Милиционер небрежным движением плеча скинул его руку, газанул и, круто развернувшись, вскоре снова скрылся в пыльном облаке, густо смешанном с синими выхлопами дыма. При этом он едва не задавил Чуню, успевшего в самый последний момент отскочить от коляски. Но бандита это обстоятельство ничуть не смутило, щеря тронутые чифирем темные зубы, он с довольным видом кивнул ему вслед.

– Наш человек.

– Это тот, что ль, о котором вчера Ливер говорил? – осторожно поинтересовался Илья, желая выведать у словоохотливого Чуни о тайном осведомителе бандитов, служившем в органах.

– Тебе об этом пока знать не следует, – отказал ему в категоричной форме Чуня, хоть и был заметно навеселе. Он яростно мотнул головой и опять принялся взахлеб рассказывать: – Меня за тобой Ливер послал. Говорит, вынь да положь, но чтоб Илюха сей момент находился здесь. Ну, ты понял, на базаре в его норе. Я было сунулся к Норке, а она сказала, что ты только что ушел в город. Вот я и отправился за тобой вдогон. Хорошо, что этот мудила подвернулся, а то хрен бы тебя нашел.

«Так было бы даже лучше, – посетовал про себя Илья. – А то теперь думай, как улизнуть, чтобы вовремя предупредить Семенова». А вслух спросил другое:

– Не знаешь, зачем Ливер зовет?

– Да кто ж его знает?! – несказанно удивился столь дурацкому вопросу Чуня. – Он нам о своих мыслях не докладывает. Пошли, что ль?

– Ну, пошли.

* * *

Ключник привычно зыркнул на Илью исподлобья недобрым взглядом, когда открывал дверь. Даже раздраженно сунул ему в бок твердый кулак: мол, ходят тут всякие, покоя не дают, только и успеваешь за ними открывать да закрывать, словно он работает здесь привратником.

– Руки не распускай, – окрысился на горбуна Чуня, когда он было и его хотел шпынуть кулаком, да вовремя остановился, – а то так двину в твою поганую харю, что костей не соберешь. Тоже мне аксакал нашелся.

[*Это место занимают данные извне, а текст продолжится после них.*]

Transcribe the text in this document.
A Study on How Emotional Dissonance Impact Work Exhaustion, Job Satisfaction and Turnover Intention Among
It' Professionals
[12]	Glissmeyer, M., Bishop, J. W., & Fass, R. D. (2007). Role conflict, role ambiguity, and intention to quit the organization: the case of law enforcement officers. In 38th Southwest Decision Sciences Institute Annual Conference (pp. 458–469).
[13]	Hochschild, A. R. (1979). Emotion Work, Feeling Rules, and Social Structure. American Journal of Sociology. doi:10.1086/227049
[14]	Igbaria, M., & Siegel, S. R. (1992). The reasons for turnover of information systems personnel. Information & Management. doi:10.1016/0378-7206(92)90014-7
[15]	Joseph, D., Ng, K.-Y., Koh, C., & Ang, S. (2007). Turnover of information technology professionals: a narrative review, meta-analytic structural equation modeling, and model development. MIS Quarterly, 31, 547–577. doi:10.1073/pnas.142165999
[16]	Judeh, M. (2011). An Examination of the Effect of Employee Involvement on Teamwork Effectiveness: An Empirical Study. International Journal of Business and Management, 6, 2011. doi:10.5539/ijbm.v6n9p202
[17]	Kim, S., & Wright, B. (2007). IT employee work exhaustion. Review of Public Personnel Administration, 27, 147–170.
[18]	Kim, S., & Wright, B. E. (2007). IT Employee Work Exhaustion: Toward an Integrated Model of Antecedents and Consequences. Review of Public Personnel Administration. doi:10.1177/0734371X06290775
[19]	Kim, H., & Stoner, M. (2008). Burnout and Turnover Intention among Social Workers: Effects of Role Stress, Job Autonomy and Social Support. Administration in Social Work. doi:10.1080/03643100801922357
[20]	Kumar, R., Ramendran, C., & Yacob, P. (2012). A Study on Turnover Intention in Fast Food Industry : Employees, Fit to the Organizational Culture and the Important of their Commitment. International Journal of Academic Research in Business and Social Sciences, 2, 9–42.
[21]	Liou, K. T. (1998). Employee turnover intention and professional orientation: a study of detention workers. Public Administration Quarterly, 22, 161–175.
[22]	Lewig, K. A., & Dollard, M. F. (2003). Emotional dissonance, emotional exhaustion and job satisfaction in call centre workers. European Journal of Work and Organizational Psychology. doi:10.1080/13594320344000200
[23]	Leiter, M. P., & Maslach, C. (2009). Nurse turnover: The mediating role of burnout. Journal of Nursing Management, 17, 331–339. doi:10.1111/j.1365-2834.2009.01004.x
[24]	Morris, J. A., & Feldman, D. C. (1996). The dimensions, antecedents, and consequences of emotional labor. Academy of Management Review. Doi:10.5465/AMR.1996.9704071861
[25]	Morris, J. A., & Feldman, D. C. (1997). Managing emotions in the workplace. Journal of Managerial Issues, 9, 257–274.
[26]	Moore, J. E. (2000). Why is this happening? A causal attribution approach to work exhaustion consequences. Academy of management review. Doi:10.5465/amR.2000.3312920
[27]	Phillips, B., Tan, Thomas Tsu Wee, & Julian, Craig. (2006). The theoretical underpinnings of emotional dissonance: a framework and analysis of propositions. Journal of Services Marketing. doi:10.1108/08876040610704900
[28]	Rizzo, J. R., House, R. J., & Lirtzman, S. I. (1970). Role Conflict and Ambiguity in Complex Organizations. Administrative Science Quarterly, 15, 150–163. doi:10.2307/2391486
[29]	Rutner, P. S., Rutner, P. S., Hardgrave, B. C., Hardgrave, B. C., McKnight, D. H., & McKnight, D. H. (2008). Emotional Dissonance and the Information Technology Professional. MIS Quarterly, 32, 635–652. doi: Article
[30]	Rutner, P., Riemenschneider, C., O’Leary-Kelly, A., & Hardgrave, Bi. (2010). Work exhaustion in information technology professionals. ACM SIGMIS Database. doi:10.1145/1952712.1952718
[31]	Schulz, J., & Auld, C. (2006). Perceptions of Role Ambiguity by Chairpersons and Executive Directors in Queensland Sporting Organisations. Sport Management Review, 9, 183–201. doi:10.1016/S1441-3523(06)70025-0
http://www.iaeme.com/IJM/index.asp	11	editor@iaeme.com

В ответ Ключник что-то злобно промычал, широко раздувая ноздри свернутого на бок носа, суетливо развернулся и сноровисто пошел по скользким от плесени ступенькам вниз, освещая фонарем «летучая мышь» дорогу. У двери в «нору», как недавно пренебрежительно обозвал острый на язык Чуня тайное убежище Ливера, горбун опять что-то злобно промычал, со скрежетом провернул ключ и раздраженно распахнул ржавую железную дверь. Теперь он особо не церемонился и втолкнул Илью со всей своей дури, которой оказалось достаточно, чтобы оперативник, не ожидавший от него столь подлого поступка, стремительно влетел внутрь. Илья быстро оглянулся через плечо, собираясь поставить на место зарвавшегося Ключника, но в этот короткий миг успел увидеть, что здесь они с Чуней находятся не одни: подпирая шершавые стены плечами, с правой стороны стояли несколько человек, с которыми он вчера выпивал. Лица у них были угрюмы и помяты, с легкой отечностью, которая всегда бывает после бурного застолья.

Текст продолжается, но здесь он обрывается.